What you need: Lots of time, a deeper understanding of SEO than I and many agencies have, and potentially the money for backlinks or full-on outsourcing. 

Who should own this: Someone on your team who has both experience increasing organic traffic to your website and the time to implement.


Paid Ads (Google Ads, Meta Ads, YouTube Ads, Microsoft Ads)

When to start: In most cases, you shouldn’t run ads for yourself until you’re at the 50+ client mark. You need proof of concept in your offer and message before you can start getting the most out of paid ads. This is why most agencies can’t get ads to work for themselves. The clients they help have an offer people want and know who their audience is. Agencies just offer services, not outcomes (again, see my interview with Nick Bennett).

What you need: You need to understand the platform you’re going to advertise on and how your market uses it. You need to understand the problem you solve and the people you solve it for. You need to have a fat stack of cash to burn through with testing and possible failure. You need to be willing to admit that one platform isn’t objectively better than another (i.e. Google Ads vs Meta). Again, you need proof of concept in your offer and message. This is crucial. A lot of PPC clients fail because they could get a few clients here and there with other channels and thought that they had proof of concept or that people were looking for their offer on a search engine. Don’t fall into the same trap. When you have all of that figured out, I’d lean more heavily on video ads and non-search channels than on search ads. It tends to get better bang for the buck and you can set yourself up as a credible expert and “celebrity” as people begin to see your face everywhere.

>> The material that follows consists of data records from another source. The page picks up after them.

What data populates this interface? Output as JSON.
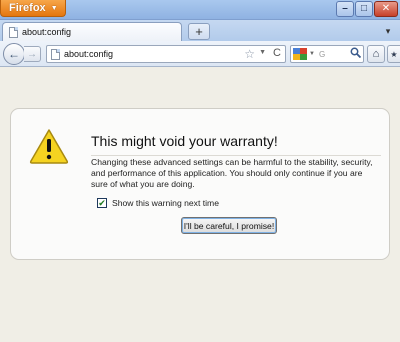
{
  "window": {
    "app_button_label": "Firefox",
    "controls": {
      "minimize": "–",
      "maximize": "□",
      "close": "✕"
    }
  },
  "tabs": [
    {
      "title": "about:config",
      "active": true
    }
  ],
  "tabstrip": {
    "new_tab_label": "+",
    "tab_list_label": "▾"
  },
  "navbar": {
    "back_label": "←",
    "forward_label": "→",
    "url": "about:config",
    "bookmark_star": "☆",
    "reload_label": "C",
    "search_placeholder": "G",
    "search_engine_icon": "google-icon",
    "home_label": "⌂",
    "bookmarks_menu_label": "★"
  },
  "warning": {
    "title": "This might void your warranty!",
    "message": "Changing these advanced settings can be harmful to the stability, security, and performance of this application. You should only continue if you are sure of what you are doing.",
    "checkbox_label": "Show this warning next time",
    "checkbox_checked": true,
    "checkbox_mark": "✔",
    "confirm_button_label": "I'll be careful, I promise!"
  },
  "colors": {
    "app_button": "#e4760f",
    "page_background": "#f0eee6",
    "warning_yellow": "#f5d321"
  }
}
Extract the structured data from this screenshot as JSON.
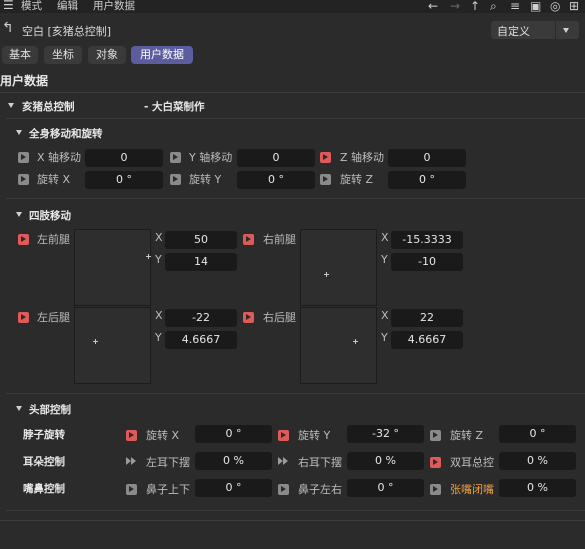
{
  "menu": {
    "items": [
      "模式",
      "编辑",
      "用户数据"
    ]
  },
  "title": {
    "object_name": "空白 [亥猪总控制]",
    "preset": "自定义"
  },
  "tabs": [
    {
      "label": "基本",
      "active": false
    },
    {
      "label": "坐标",
      "active": false
    },
    {
      "label": "对象",
      "active": false
    },
    {
      "label": "用户数据",
      "active": true
    }
  ],
  "section_title": "用户数据",
  "group_main": {
    "label": "亥猪总控制",
    "note": "- 大白菜制作"
  },
  "group_body": {
    "label": "全身移动和旋转",
    "rows": [
      [
        {
          "label": "X 轴移动",
          "value": "0",
          "key": "gray"
        },
        {
          "label": "Y 轴移动",
          "value": "0",
          "key": "gray"
        },
        {
          "label": "Z 轴移动",
          "value": "0",
          "key": "red"
        }
      ],
      [
        {
          "label": "旋转 X",
          "value": "0 °",
          "key": "gray"
        },
        {
          "label": "旋转 Y",
          "value": "0 °",
          "key": "gray"
        },
        {
          "label": "旋转 Z",
          "value": "0 °",
          "key": "gray"
        }
      ]
    ]
  },
  "group_limbs": {
    "label": "四肢移动",
    "pads": [
      {
        "label": "左前腿",
        "x": "50",
        "y": "14"
      },
      {
        "label": "右前腿",
        "x": "-15.3333",
        "y": "-10"
      },
      {
        "label": "左后腿",
        "x": "-22",
        "y": "4.6667"
      },
      {
        "label": "右后腿",
        "x": "22",
        "y": "4.6667"
      }
    ],
    "x_label": "X",
    "y_label": "Y"
  },
  "group_head": {
    "label": "头部控制",
    "rows": [
      {
        "label": "脖子旋转",
        "cells": [
          {
            "label": "旋转 X",
            "value": "0 °",
            "key": "red"
          },
          {
            "label": "旋转 Y",
            "value": "-32 °",
            "key": "red"
          },
          {
            "label": "旋转 Z",
            "value": "0 °",
            "key": "gray"
          }
        ]
      },
      {
        "label": "耳朵控制",
        "cells": [
          {
            "label": "左耳下摆",
            "value": "0 %",
            "key": "dbl"
          },
          {
            "label": "右耳下摆",
            "value": "0 %",
            "key": "dbl"
          },
          {
            "label": "双耳总控",
            "value": "0 %",
            "key": "red"
          }
        ]
      },
      {
        "label": "嘴鼻控制",
        "cells": [
          {
            "label": "鼻子上下",
            "value": "0 °",
            "key": "gray"
          },
          {
            "label": "鼻子左右",
            "value": "0 °",
            "key": "gray"
          },
          {
            "label": "张嘴闭嘴",
            "value": "0 %",
            "key": "gray"
          }
        ]
      }
    ]
  },
  "colors": {
    "accent": "#5b5d9f",
    "key_red": "#e05a5a",
    "highlight_label": "#f0a040"
  }
}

Who should own this: Because I write this newsletter for PPC agencies, I should hope you have someone in-house that can run your ads. Treat yourself like your best client and pull out all the stops. Go through whatever processes you would go through for your clients. Aside from giving yourself a better shot at success, it can help you identify whether there are gaps in your processes or important questions to ask during onboarding that you never thought to ask. It’s a great way to better understand how your clients experience working with you!


Wrap Up

There you have it! 10 Acquisition channels for your agency, as well as when and how to use them. Did I go into as much detail as I usually do in my newsletters? 

No. You’re welcome.

I’m frankly not as passionate about client acquisition vs client retention. I see so many agencies out there that struggle with acquisition and I want to help, but I see the ones that have acquisition dialed and they can’t keep a client or an employee to save their lives! 

If you really have your market, offer, and message dialed in, you’ll have an easier time with any acquisition channels you pursue. After that, it’s my job to make sure you have the best shot at keeping your clients, hiring great talent to help them, and keeping your talent.